Nevertheless, euro has resurfaced the $1.1900 area and reached $1.1915 in early European turnover, just shy of the August 6 high, which is also a two-year high. Above there, the $1.20 area offers psychological resistance, and as we have pointed out previously, it is the euro’s average since its launch. Initial support is around $1.1880 and then $1.1860. Sterling is also firmer and knocking against this month’s high (~$1.3185). It has seen $1.3200 in March before collapsing, and the high for the year is closer to $1.3280. We have noted that 50 and 200-day moving averages (Golden Cross) for the major currencies have crossed. Sterling is the last, and it is happening today.
In and of itself, the Empire State manufacturing survey means little. However, the disappointment was palpable. Economists had expected a decline, but the deterioration of sentiment was notable and worrisome if it is representative. Roughly a third saw conditions improving, and almost a third saw deterioration. New orders contracted, and the six-month outlook eased. The Philadelphia Fed survey will be released on Thursday at the same time was weekly jobless claims. The results will be compared. Ahead of it, though, the US reports July housing starts today (another month of solid gains are expected), and the FOMC minutes from the July meeting will be released (tomorrow). Those, like ourselves, who expect fresh policy move next month, would hope to seem some groundwork being laid in the minutes. There are also expectations that at the September FOMC meeting, a formal recognition that the inflation target is symmetrical, meaning that the undershoot will allow it to encourage an overshoot.

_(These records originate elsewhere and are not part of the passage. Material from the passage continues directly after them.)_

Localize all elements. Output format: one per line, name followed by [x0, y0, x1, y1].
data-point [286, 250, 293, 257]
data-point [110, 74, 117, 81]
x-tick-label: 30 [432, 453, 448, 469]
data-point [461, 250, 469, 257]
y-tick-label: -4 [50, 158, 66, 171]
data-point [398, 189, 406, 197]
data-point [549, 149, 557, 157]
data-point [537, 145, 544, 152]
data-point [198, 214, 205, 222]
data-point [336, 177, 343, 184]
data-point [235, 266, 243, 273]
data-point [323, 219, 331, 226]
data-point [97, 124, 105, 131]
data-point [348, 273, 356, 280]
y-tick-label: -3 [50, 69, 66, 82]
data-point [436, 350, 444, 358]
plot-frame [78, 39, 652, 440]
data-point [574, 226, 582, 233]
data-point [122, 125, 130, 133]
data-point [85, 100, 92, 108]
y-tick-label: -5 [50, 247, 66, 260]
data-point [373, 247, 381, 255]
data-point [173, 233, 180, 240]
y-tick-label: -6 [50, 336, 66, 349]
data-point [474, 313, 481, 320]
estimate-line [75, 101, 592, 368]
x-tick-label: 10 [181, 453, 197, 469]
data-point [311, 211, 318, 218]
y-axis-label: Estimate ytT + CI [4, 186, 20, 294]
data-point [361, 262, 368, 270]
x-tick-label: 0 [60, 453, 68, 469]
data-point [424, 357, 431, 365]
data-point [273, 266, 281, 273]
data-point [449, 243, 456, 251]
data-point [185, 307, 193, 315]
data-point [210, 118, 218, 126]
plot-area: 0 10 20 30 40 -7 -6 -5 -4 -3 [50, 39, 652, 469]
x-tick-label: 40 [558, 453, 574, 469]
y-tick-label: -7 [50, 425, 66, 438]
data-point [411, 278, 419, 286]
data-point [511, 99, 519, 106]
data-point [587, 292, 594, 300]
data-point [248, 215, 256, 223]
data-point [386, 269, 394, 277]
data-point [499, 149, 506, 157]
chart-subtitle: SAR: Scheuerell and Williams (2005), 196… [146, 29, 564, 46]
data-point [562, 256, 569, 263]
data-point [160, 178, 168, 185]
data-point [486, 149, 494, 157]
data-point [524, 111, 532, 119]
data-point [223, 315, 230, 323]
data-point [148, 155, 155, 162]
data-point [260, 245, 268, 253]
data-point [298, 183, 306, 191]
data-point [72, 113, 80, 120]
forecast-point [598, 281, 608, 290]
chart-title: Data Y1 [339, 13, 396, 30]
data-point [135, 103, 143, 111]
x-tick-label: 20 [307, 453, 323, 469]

Canada’s Finance Minister Morneau resigned. There are a couple of flashpoints, including Prime Minister Trudeau’s fiscal response to the pandemic and desire to get more directly involved. Also, both Morneau and Trudeau have been caught up in a scandal involving a favoring a charity to which both had ties. Former Bank of Canada and Bank of England Governor Carney has been consulting with Trudeau, and some see him as a likely successor to Morneau. Deputy Prime Minister Freeland is also seen as a candidate.
The political developments in Canada have done no harm to the Canadian dollar, which has continued to march higher. The US dollar has slipped below CAD1.3160 in the European morning to trade at fresh seven-month lows. The intraday technicals are stretched. A bounce toward CAD1.3180-CAD1.3200 would likely be seen as a new opportunity to sell the greenback. The next chart support is seen a little above CAD1.3100. The US dollar low for the year was set in January near CAD1.2960. The greenback is also offered against the Mexican peso as it yields yesterday’s gains. Support is seen in the MXN21.85-MXN21.95 area, as the broad dollar weakness and Mexico’s attractive rates blunt concerns about its domestic economy. The Brazilian real will be in focus today. It was the weakest currency in the world yesterday, and the dollar settled above BRL5.50 for the first time since the end of June. Concerns about fiscal policy plans with low real rates provided a weak backdrop for concerns over the futures of the market-friendly finance minister (Guedes).